# Data Generator

This notebook generates synthetic training data for with a focus on:

- Addition and subtraction operations (-10 to 10)
- Verification cases

In [1]:
import numpy as np
import pandas as pd
import random

## 1. Arithmetic Operations

Generate training pairs for basic arithmetic operations with built-in verification.

In [57]:
class ArithmeticGenerator:
    def __init__(self, min_val, max_val):
        self.min_val = min_val
        self.max_val = max_val
        self.operations = {
                '+': lambda x, y: x + y,
                '-': lambda x, y: x - y,
            },

    def _make_number_pairs(self, n_pairs):
        """
        Generate pair of numbers within range
        """
        return [(random.randint(self.min_val, self.max_val), random.randint(self.min_val, self.max_val)) for _ in range(n_pairs)]

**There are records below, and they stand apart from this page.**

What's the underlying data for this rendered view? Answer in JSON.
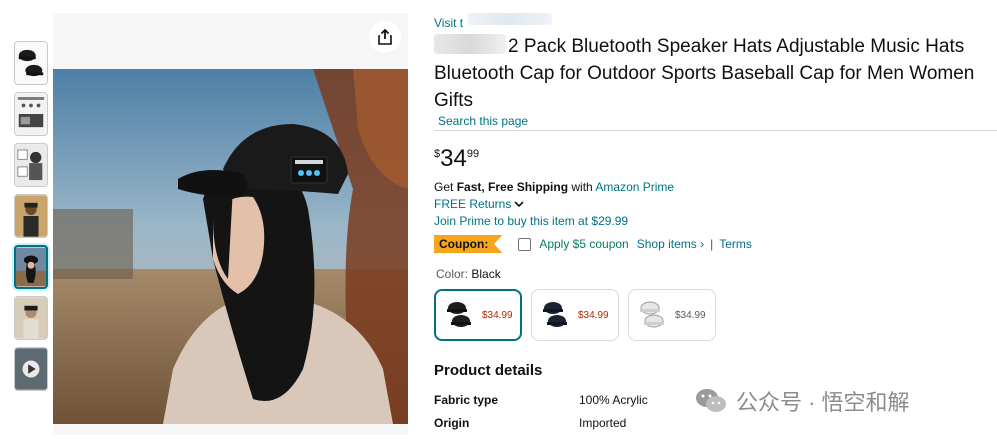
{
  "store": {
    "link_text": "Visit t"
  },
  "product": {
    "title": "2 Pack Bluetooth Speaker Hats Adjustable Music Hats Bluetooth Cap for Outdoor Sports Baseball Cap for Men Women Gifts",
    "search_link": "Search this page"
  },
  "price": {
    "symbol": "$",
    "whole": "34",
    "fraction": "99"
  },
  "shipping": {
    "prefix": "Get ",
    "bold": "Fast, Free Shipping",
    "mid": " with ",
    "link": "Amazon Prime"
  },
  "returns": {
    "label": "FREE Returns"
  },
  "prime": {
    "join_text": "Join Prime to buy this item at $29.99"
  },
  "coupon": {
    "badge": "Coupon:",
    "apply": "Apply $5 coupon",
    "shop": "Shop items ›",
    "separator": "|",
    "terms": "Terms"
  },
  "color": {
    "label": "Color: ",
    "value": "Black"
  },
  "variants": [
    {
      "price": "$34.99",
      "selected": true,
      "cap_color": "#1e1e1e"
    },
    {
      "price": "$34.99",
      "selected": false,
      "cap_color": "#1c2331"
    },
    {
      "price": "$34.99",
      "selected": false,
      "cap_color": "#e6e6e6"
    }
  ],
  "details": {
    "title": "Product details",
    "rows": [
      {
        "key": "Fabric type",
        "value": "100% Acrylic"
      },
      {
        "key": "Origin",
        "value": "Imported"
      }
    ]
  },
  "watermark": {
    "text": "公众号 · 悟空和解"
  },
  "icons": {
    "share": "share-icon",
    "chevron": "chevron-down-icon",
    "wechat": "wechat-icon"
  },
  "colors": {
    "link": "#007185",
    "coupon_badge": "#f7a51c",
    "coupon_green": "#067d62",
    "price_red": "#b12704"
  }
}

    def make_operation_data(self, op, n_pairs):
        """
        Generate operation examples
        """
        result = None
        pairs = self._make_number_pairs(n_pairs)
        if op == '+':
            result = [pair[0] + pair[1] for pair in pairs]
        elif op == '-':
            result = [pair[0] - pair[1] for pair in pairs]

        data = {
            "num1": [pair[0] for pair in pairs],
            "num2": [pair[1] for pair in pairs],
            "operation": op,
            "result": result
        }
        df = pd.DataFrame(data)
        return df
    
    def make_dataset(self, n_pairs_per_op):
        """
        Generate dataset for all operations
        """
        add = self.make_operation_data('+', n_pairs_per_op)
        sub = self.make_operation_data('-', n_pairs_per_op)
        return pd.concat([add, sub], ignore_index=True)

In [58]:
# Generate dataset
ag = ArithmeticGenerator(-10, 10)
df = ag.make_dataset(100000)

In [59]:
print(f"{df.shape=}")
display(df.head())
display(df.sample(n=10, random_state=42))

df.shape=(200000, 4)


Unnamed: 0,num1,num2,operation,result
0,-5,4,+,-1
1,0,-8,+,-8
2,-2,-6,+,-8
3,-1,-9,+,-10
4,-4,-10,+,-14


Unnamed: 0,num1,num2,operation,result
119737,-6,-9,-,3
72272,-8,4,+,-4
158154,10,4,-,6
65426,1,8,+,9
30074,-6,1,+,-5
23677,-1,0,+,-1
134858,-1,-8,-,7
176418,8,0,-,8
132467,-7,-6,-,-1
4082,10,-2,+,8


In [None]:
# Save the dataset
df.to_json("simple_arithmetic_pairs_10.json", index=False)